From Models to Operators: Rethinking Autoscaling Granularity for Large Generative Models
Xingqi Cui, Chieh-Jan Mike Liang, Jiarong Xing, Haoran Qiu
TL;DR
The paper addresses the cost-performance tension in online generative-model inference by shifting autoscaling granularity from models to operators. It introduces a queueing-theory–driven framework and greedy algorithms for operator-level autoscaling and device placement, leveraging per-operator compute, memory, and communication profiles. Empirical evaluation on production-scale traces demonstrates substantial improvements, including up to $40\%$ fewer GPUs and $35\%$ less energy, with larger gains for prefill stages and larger models, while maintaining $TTFT$ and $TBT$ SLOs. The results show that operator granularity enables faster elasticity and tighter coupling of resource allocation to workload dynamics, offering a practical path to more efficient large-scale generative serving.
Abstract
Serving large generative models such as LLMs and multi- modal transformers requires balancing user-facing SLOs (e.g., time-to-first-token, time-between-tokens) with provider goals of efficiency and cost reduction. Existing solutions rely on static provisioning or model-level autoscaling, both of which treat the model as a monolith.

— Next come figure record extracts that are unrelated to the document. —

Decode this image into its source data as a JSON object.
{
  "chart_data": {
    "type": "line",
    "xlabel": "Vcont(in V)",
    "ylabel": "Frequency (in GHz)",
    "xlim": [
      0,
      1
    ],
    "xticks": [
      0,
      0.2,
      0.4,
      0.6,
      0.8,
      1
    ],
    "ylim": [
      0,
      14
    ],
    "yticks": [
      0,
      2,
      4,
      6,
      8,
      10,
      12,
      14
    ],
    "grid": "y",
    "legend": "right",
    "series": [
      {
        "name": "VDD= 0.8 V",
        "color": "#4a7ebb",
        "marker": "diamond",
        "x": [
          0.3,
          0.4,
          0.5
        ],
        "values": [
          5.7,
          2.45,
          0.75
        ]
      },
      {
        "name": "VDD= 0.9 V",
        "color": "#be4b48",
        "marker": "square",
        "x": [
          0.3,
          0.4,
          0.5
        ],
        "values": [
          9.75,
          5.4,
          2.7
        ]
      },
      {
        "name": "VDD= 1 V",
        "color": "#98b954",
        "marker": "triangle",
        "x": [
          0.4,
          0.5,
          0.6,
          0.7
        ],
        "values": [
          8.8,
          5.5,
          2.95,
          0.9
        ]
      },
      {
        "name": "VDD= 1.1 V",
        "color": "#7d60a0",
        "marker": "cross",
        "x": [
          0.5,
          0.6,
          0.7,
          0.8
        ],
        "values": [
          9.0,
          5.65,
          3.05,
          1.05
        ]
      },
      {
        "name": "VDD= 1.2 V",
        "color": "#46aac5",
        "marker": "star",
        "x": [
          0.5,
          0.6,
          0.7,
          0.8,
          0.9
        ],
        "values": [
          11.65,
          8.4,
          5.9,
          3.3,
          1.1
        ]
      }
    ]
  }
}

This coarse-grained resource management leads to degraded performance or significant resource underutilization due to poor adaptability to dynamic inference traffic that is common online. The root cause of this inefficiency lies in the internal structure of generative models: they are executed as graphs of interconnected operators. Through detailed characterization and systematic analysis, we find that operators are heterogeneous in their compute and memory footprints and exhibit diverse sensitivity to workload and resource factors such as batch size, sequence length, and traffic rate. This heterogeneity suggests that the operator, rather than the entire model, is the right granularity for scaling decisions. We propose an operator-level autoscaling framework, which allocates resources at finer (operator)-granularity, optimizing the scaling, batching, and placement based on individual operator profiles. Evaluated on production-scale traces, our approach preserves SLOs with up to 40% fewer GPUs and 35% less energy, or under fixed resources achieves 1.6x higher throughput with 5% less energy. These results show that the operator, rather than the model, is fundamentally a more effective unit for scaling large generative workloads.